Sadece kendi nefsî istek ve taleplerinin farkında olup onları putlaştıran kişi ve kimseler bu âlemi îmâra değil, belki vîran etmeye âmâde insanlardır. Oysa insanoğlu bu âleme önce kendi gönlünü îmâr etmeye, ardından gönüller îmârına gelmiştir. Gönlünde şefkat ve merhamet bulunmayan kimsenin başka gönülleri îmâr etmesi mümkün değildir. Uyuyan, uyuyanı nasıl uyandırabilir ki? Uyandırmak derdinde olan insanın önce kendisi uyanmalıdır. Allah Rasûlü bu mânâda engin gönlüyle ve diri kalbiyle ashâbını ilmek ilmek, motif motif işlemiş onları merhamet ve şefkat önderi, sevgi eri sevdalı insanlar haline getirmiştir.

Muhammedî şefkat ve merhamette şikâyete ve dertlenmeye yer yoktur; çünkü şikâyet; acz ve enâniyet ürünüdür. Her şeyin kader planında cereyan ettiğini bilen insan kimi kime şikâyet edebilir? Şefkatte hüzün vardır, gözyaşı vardır ama asla şikâyet ve dertlenme yoktur. Kendini eksik ve kusurlu görmesini bilen başkasına kusur izâfe etmekte acele etmez. Lütfa açık, ıstırap ve çileye kapalı bir gönül hüznün erdirici hazzını asla tadamaz. Hüzündeki hazzı tadamayınca da mahzun gönüllerle bir şey paylaşamaz.

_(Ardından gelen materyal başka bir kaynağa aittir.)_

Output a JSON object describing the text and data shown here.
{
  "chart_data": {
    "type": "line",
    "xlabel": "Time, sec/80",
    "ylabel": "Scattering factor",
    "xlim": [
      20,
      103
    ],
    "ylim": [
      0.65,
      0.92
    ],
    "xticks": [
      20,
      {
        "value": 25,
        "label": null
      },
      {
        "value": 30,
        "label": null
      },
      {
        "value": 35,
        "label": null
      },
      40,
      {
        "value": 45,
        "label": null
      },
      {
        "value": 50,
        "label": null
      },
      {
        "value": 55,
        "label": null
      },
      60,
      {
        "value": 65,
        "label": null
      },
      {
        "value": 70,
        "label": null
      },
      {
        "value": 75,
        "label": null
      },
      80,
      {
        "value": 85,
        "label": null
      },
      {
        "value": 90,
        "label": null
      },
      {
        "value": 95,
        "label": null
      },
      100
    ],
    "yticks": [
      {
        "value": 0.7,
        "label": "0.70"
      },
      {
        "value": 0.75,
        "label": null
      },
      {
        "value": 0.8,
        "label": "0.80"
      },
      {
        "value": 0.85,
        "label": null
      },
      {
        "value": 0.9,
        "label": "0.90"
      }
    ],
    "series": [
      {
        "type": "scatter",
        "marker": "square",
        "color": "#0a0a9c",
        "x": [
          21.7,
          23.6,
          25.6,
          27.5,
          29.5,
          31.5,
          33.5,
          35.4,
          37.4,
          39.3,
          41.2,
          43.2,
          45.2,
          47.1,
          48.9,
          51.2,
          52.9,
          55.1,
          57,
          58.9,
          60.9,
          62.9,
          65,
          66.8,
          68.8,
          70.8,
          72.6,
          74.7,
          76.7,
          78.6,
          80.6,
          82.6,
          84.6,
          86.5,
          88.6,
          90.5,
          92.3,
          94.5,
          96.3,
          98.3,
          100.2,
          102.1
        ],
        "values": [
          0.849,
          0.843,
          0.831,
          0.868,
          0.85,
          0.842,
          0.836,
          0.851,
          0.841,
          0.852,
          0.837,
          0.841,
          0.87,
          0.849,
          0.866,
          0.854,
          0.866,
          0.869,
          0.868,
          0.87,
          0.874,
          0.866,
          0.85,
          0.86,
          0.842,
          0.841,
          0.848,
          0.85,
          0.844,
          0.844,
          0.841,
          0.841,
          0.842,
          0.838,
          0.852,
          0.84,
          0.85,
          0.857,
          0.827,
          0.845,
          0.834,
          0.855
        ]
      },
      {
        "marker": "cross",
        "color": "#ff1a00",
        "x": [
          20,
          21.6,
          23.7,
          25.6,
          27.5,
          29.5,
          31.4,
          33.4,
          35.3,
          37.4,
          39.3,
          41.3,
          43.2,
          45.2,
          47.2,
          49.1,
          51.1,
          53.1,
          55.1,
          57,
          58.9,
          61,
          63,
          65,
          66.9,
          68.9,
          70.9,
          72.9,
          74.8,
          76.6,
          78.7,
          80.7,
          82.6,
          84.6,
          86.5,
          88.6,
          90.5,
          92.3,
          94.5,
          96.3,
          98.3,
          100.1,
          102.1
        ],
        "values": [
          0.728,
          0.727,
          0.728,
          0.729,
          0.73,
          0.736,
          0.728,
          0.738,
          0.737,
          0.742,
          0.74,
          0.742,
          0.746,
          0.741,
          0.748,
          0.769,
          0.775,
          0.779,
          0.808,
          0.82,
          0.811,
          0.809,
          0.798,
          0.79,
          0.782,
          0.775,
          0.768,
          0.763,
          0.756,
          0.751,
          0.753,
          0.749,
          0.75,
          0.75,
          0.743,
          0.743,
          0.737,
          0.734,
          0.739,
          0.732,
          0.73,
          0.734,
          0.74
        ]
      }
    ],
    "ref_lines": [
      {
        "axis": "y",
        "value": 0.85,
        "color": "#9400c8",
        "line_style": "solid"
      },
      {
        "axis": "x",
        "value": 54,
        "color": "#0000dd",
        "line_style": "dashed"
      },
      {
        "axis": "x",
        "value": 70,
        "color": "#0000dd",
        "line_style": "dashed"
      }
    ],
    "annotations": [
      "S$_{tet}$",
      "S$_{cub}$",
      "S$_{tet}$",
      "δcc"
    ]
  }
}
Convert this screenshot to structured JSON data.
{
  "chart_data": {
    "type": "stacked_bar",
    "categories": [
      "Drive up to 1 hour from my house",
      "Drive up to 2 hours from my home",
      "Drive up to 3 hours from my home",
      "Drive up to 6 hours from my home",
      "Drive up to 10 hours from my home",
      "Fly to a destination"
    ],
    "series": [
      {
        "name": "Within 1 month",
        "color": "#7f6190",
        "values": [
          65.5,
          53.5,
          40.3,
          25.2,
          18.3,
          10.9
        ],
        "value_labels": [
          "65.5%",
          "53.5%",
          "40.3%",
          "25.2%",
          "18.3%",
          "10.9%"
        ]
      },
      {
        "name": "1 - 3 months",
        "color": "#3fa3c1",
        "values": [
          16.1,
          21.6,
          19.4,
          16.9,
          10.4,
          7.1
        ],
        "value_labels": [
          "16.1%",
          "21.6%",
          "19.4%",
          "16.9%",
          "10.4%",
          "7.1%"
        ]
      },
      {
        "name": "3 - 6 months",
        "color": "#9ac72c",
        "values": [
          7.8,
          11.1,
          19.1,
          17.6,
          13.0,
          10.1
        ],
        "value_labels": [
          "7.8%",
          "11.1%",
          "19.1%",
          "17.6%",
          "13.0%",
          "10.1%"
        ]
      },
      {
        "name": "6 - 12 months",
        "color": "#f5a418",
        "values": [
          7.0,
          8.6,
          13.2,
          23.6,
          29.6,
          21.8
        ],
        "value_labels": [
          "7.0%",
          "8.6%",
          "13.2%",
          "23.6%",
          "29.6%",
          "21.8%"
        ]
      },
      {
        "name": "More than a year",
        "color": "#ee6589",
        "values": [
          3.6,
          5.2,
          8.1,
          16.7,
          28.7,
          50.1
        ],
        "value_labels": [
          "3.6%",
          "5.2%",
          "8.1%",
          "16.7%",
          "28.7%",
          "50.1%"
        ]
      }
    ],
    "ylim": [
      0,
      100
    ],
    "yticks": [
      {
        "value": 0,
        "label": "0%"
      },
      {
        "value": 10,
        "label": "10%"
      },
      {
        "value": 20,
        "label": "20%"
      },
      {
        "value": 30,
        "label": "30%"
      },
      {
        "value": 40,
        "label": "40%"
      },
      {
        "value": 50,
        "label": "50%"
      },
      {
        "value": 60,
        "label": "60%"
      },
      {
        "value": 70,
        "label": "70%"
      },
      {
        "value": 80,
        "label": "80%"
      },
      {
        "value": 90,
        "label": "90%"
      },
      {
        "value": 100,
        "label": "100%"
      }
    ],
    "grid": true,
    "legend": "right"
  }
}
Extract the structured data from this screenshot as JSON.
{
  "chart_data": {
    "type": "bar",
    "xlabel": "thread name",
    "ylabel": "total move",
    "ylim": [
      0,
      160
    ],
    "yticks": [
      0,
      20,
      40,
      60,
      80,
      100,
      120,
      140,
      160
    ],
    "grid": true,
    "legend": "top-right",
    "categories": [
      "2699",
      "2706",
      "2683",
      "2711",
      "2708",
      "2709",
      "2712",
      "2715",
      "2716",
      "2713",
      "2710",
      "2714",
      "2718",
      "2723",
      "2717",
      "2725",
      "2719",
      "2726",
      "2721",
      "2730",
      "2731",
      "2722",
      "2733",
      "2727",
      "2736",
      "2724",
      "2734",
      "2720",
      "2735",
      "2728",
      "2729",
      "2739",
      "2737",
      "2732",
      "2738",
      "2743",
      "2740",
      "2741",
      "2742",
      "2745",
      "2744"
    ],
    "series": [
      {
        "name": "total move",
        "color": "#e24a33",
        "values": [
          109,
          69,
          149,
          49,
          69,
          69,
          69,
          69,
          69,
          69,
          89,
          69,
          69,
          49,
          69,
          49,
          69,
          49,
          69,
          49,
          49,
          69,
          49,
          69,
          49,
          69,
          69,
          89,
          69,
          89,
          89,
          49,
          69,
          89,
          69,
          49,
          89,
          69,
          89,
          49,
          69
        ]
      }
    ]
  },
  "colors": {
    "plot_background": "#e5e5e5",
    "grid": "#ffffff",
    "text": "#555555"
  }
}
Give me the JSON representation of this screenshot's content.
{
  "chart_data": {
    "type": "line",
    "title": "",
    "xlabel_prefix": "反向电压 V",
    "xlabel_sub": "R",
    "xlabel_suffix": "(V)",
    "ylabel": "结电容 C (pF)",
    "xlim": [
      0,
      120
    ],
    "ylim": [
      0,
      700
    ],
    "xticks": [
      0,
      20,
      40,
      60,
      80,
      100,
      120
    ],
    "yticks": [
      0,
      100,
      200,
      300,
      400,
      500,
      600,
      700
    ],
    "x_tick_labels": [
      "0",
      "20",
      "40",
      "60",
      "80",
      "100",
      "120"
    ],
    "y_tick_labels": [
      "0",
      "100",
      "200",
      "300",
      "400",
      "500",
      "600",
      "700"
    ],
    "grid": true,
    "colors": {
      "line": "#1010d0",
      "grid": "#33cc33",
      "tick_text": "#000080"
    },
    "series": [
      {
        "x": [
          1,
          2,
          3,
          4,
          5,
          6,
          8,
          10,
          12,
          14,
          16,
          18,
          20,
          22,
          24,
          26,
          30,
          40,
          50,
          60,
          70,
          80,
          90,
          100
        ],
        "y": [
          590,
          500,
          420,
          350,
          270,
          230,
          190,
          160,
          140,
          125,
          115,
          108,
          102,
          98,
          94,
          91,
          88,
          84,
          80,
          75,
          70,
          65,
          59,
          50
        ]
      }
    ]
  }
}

Muhammedî şefkat ve merhamet insana âlemdeki tecellîleri cemâl ve celâl boyutuyla kavrayıp kuşatmayı ve bunun sonucunda Allah’tan gelen acılardan burukluk duymamayı bahşeder. Nitekim bir sûfî şâir bu gerçeği ne güzel ifâde eder:

Hoştur bana senden gelen / Ya gonca gül, yahud diken

Ya hil’at ü yahud kefen / Lutfun da hoş kahrın da hoş

İslâmî anlayış, Muhammedî rahmet ve şefkat ikliminde insanları sevmeyi, sevgi denizinde buluşmayı öğütlemektedir. Bugün müslümanlarda ve İslâm âleminde bundan farklı bir görüntü varsa, bunun kusuru ya İslâm’ı tam olarak anlamamış olan müslümanlardadır, ya da müslümanlığın gücünden korkarak müslümanların ve müslümanlığın güzel yüzünü sıvayıp onu uzlaşmasız, terörist göstermeye çalışanlardadır. Biz her zaman şu iki gerçeği birbirinden ayırmalıyız: “Müslümanlık başka, müslümanlar başkadır.” Müslümanlarda görülen pek çok hata ve kusuru hemen İslâm’a hamletmek insaf ölçüleriyle bağdaşmaz. Üstelik önümüzde şefkat ve rahmet nebîsi ve onun örnek hayatı varken.

[1] el-Enbiya, 21/107.

[2] et-Tevbe, 9/128.

[3] Müslim, Fedâil, 126; Tirmizî, Deavât, 118.

[4] Âl-i İmrân, 3/159.

[5] Buhârî, Cihâd, 71; Müslim, Hac, 504.

[6] Ebû Dâvûd, Edeb, 158-159/5239.

[7] Bkz. Ebû Dâvûd, Cihâd, 44/2549.

[8] Hâkim, Müstedrek, IV, 257, 260/7570.

[9] Bkz. Vâkıdî, II, 804.

[10] Hâkim, Müstedrek, IV, 185/7310.